Have you ever asked God to show you your sin? David wrote this Psalm when the prophet, Nathan, came to him after he had been with Bathsheba. He knew he had sinned and was in a broken place when he wrote it. His sin was obvious, staring him in the face, and he was desperate for God's love.
Ask God today to show you your sin, and ask two people close to you to do the same this week. Heads up: this might not be pretty. But there’s a reason we need to see our sin for what it is. The larger our view of our sin, the larger our view of his grace becomes. When we see what separates us from God, we have an even bigger understanding of how much the cross covers.
Create a clean heart.
Purify me from my sins, and I will be clean;
wash me, and I will be whiter than snow.
Oh, give me back my joy again;
you have broken me—now let me rejoice.
Don’t keep looking at my sins.
Remove the stain of my guilt.
Create in me a clean heart, O God.
Renew a loyal spirit within me.
Do not banish me from your presence,
and don’t take your Holy Spirit from me.
Has God been revealing your sin to you this week?

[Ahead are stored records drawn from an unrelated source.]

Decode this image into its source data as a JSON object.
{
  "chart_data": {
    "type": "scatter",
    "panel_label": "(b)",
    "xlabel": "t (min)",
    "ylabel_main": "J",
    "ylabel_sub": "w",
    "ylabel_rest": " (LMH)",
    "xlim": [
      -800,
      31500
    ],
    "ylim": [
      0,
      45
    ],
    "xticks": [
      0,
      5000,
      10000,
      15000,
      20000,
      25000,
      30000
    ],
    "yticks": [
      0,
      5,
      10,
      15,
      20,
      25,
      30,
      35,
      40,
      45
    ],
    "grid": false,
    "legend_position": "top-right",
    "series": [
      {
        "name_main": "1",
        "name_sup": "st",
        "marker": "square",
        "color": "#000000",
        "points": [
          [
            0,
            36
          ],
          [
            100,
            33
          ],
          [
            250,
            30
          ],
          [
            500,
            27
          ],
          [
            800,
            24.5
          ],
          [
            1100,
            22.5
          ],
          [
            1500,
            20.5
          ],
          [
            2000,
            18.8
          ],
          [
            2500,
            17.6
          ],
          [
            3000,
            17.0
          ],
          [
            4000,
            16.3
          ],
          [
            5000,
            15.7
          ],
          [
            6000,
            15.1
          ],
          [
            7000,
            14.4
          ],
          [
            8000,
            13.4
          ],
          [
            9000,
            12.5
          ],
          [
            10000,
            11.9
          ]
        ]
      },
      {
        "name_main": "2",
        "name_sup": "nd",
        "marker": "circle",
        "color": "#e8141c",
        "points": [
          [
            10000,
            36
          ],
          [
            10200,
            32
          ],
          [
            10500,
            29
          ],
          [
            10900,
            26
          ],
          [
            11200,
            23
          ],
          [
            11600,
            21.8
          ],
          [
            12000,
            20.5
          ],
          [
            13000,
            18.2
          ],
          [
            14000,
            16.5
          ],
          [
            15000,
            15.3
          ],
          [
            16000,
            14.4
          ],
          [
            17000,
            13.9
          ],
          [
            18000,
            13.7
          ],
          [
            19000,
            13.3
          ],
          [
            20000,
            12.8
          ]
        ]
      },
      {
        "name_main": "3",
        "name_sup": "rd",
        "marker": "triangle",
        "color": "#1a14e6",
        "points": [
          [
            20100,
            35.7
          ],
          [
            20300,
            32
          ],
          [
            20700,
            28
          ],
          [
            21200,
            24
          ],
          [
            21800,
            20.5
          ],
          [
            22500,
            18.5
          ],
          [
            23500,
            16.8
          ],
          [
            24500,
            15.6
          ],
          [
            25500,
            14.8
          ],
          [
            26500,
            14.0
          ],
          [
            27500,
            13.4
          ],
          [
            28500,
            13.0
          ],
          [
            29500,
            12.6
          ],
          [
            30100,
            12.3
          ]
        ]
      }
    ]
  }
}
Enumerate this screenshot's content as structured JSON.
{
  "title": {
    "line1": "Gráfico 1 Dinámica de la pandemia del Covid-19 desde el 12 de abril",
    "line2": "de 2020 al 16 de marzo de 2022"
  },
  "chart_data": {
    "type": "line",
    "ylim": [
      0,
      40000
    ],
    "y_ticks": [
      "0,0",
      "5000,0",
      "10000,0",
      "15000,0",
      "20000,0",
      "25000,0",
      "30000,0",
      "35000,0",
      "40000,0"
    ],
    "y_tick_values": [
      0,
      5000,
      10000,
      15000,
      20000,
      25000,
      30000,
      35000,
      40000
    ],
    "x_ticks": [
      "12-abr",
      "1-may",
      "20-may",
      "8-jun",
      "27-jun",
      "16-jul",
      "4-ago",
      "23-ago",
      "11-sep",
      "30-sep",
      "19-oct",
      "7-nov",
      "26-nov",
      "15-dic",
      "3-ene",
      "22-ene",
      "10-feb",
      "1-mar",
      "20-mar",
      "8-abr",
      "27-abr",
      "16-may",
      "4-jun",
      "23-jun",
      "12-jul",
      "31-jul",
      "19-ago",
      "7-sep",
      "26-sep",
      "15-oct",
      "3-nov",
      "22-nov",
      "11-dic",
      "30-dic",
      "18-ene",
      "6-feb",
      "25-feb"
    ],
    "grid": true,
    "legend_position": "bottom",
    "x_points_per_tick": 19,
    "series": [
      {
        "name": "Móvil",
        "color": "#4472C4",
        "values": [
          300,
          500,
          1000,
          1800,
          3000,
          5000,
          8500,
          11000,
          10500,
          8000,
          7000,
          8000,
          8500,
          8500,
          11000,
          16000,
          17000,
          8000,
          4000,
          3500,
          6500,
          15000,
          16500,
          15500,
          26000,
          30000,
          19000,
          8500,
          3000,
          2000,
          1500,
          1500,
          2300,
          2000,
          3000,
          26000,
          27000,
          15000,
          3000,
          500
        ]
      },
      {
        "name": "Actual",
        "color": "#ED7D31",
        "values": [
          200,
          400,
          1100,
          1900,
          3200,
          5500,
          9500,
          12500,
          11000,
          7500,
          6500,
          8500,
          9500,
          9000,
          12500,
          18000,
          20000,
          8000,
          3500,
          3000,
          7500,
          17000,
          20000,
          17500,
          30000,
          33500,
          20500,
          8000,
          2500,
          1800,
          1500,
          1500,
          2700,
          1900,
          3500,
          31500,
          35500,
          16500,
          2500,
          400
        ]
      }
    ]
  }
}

Spend some time this morning praying these verses. Don’t rush it. Repent and thank him for his mercy and steadfast love. And then like David, rejoice. You’re forgiven. You’re free.
Share the freedom.
Restore to me the joy of your salvation,
and make me willing to obey you.
Then I will teach your ways to rebels,
and they will return to you.
Forgive me for shedding blood, O God who saves;
then I will joyfully sing of your forgiveness,
Unseal my lips, O Lord,
that my mouth may praise you.
You do not desire a sacrifice, or I would offer one.
You do not desire a burnt offering.
The sacrifice you desire is a broken spirit.
You will not reject a broken and repentant heart, O God.
When we know what God has forgiven us of and rely on him alone, we’re free—free to have joy in all circumstances, free to ask for forgiveness, free to serve.
Have you had those two people share with you your sin this week? What was that experience like? How can you share the freedom God has given you from your sin with others this week?
The path of everlasting life.
Search me, O God, and know my heart;
test me and know my anxious thoughts
Point out anything in me that offends you,
and lead me along the path of everlasting life.
The Israelites used this Psalm of David’s as a guide in prayer, seeking earnestly for God to show them their sin, and to lead them along the path of the everlasting life. It’s humbling to think that a leader like David, who was used by God to do incredible things, was also so flawed and broken.
What has God revealed to you as we’ve studied David’s life this month? What has he been teaching you about your own relationships, motives, and heart?